Le 3. – Je commençai par scier un bau qui maintenait la partie supérieure proche le gaillard d’arrière, et, quand je l’eus coupé, j’ôtai tout ce que je pus du sable qui embarrassait la portion la plus élevée ; mais, la marée venait à monter, je fus obligé de m’en tenir là pour cette fois.
Le 4. – J’allai à la pêche, mais je ne pris aucun poisson que j’osasse manger ; ennuyé de ce passe-temps, j’étais sur le point de me retirer quand j’attrapai un petit dauphin. Je m’étais fait une grande ligne avec du fil de caret, mais je n’avais point d’hameçons ; néanmoins je prenais assez de poisson et tout autant que je m’en souciais. Je l’exposais au soleil et je le mangeais sec.
Le 5. – Je travaillai sur la carcasse ; je coupai un second bau, et je tirai des ponts trois grandes planches de sapin ; je les liai ensemble, et les fis flotter vers le rivage quand vint le flot de la marée.
Le 6. – Je travaillai sur la carcasse ; j’en arrachai quantité de chevilles et autres ferrures ; ce fut une rude besogne. Je rentrai chez moi très-fatigué, et j’eus envie de renoncer à ce sauvetage.

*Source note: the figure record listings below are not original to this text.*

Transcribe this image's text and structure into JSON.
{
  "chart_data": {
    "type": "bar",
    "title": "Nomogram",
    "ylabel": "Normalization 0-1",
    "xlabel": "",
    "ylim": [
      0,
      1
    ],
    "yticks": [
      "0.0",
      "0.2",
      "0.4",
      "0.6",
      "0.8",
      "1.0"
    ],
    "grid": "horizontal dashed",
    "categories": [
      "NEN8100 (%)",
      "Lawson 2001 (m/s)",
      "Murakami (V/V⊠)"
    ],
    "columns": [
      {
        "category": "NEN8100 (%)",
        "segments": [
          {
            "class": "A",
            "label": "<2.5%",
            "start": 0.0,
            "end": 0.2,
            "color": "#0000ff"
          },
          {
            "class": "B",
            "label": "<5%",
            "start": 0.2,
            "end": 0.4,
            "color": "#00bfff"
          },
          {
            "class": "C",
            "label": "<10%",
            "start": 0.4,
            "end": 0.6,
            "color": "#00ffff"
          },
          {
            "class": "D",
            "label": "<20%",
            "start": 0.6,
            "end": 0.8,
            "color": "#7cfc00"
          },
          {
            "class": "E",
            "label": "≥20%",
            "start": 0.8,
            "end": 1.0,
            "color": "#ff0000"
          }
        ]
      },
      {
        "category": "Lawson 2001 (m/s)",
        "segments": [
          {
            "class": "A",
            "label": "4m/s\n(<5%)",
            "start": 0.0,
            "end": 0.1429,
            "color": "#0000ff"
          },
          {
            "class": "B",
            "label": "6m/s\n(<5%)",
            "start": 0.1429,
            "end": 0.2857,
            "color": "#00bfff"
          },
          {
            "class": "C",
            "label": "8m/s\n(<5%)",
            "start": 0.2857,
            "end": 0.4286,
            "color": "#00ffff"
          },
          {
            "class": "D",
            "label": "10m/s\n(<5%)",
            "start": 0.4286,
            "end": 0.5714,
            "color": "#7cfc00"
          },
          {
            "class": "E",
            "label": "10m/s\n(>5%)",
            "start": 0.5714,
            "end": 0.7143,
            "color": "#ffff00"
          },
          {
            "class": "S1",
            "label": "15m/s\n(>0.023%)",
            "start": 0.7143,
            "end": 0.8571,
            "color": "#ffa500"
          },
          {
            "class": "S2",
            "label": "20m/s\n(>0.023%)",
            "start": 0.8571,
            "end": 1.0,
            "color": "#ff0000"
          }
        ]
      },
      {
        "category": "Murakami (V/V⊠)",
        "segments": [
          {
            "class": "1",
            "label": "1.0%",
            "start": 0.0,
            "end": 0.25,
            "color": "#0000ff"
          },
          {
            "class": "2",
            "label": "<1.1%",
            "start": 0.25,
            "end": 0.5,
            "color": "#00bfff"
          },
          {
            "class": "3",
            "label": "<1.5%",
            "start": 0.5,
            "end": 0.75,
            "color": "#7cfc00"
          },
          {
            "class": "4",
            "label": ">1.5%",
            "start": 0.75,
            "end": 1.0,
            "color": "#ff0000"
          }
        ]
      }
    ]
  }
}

Le 7. – Je retournai à la carcasse, mais non dans l’intention d’y travailler ; je trouvai que par son propre poids elle s’était affaissée depuis que les baux étaient sciés, et que plusieurs pièces du bâtiment semblaient se détacher. Le fond de la cale était tellement entr’ouvert, que je pouvais voir dedans : elle était presque emplie de sable et d’eau.
Le 8. – J’allai à la carcasse, et je portai avec moi une pince pour démanteler le pont, qui pour lors était entièrement débarrassé d’eau et de sable ; j’enfonçai deux planches que j’amenai aussi à terre avec la marée. Je laissai là ma pince pour le lendemain.
Le 9. – J’allai à la carcasse, et avec mon levier je pratiquai une ouverture dans la coque du bâtiment ; je sentis plusieurs tonneaux, que j’ébranlai avec la pince sans pouvoir les défoncer. Je sentis également le rouleau de plomb d’Angleterre ; je le remuai, mais il était trop lourd pour que je pusse le transporter.
Les 10, 11, 12, 13 et 14. – J’allai chaque jour à la carcasse, et j’en tirai beaucoup de pièces de charpente, des bordages, des planches et deux ou trois cents livres de fer.
Le 15. – Je portai deux haches, pour essayer si je ne pourrais point couper un morceau du rouleau de plomb en y appliquant le taillant de l’une, que j’enfoncerais avec l’autre ; mais, comme il était recouvert d’un pied et demi d’eau environ, je ne pus frapper aucun coup qui portât.
Le 16. – Il avait fait un grand vent durant la nuit, la carcasse paraissait avoir beaucoup souffert de la violence des eaux ; mais je restai si long-temps dans les bois à attraper des pigeons pour ma nourriture que la marée m’empêcha d’aller au bâtiment ce jour-là.
Le 17. – J’apperçus quelques morceaux des débris jetés sur le rivage, à deux milles de moi environ ; je m’assurai de ce que ce pouvait être, et je trouvai que c’était une pièce de l’éperon, trop pesante pour que je l’emportasse.
Le 24. – Chaque jour jusqu’à celui-ci je travaillai sur la carcasse, et j’en ébranlai si fortement plusieurs parties à l’aide de ma pince, qu’à la première grande marée flottèrent plusieurs futailles et deux coffres de matelot ; mais, comme le vent soufflait de la côte, rien ne vint à terre ce jour-là, si ce n’est quelques membrures et une barrique pleine de porc du Brésil que l’eau et le sable avaient gâté.
Je continuai ce travail jusqu’au 15 juin, en exceptant le temps nécessaire pour me procurer des aliments, que je fixai toujours, durant cette occupation, à la marée haute, afin que je pusse être prêt pour le jusant. Alors j’avais assez amassé de charpentes, de planches et de ferrures pour construire un bon bateau si j’eusse su comment. Je parvins aussi à recueillir, en différentes fois et en différents morceaux, près de cent livres de plomb laminé.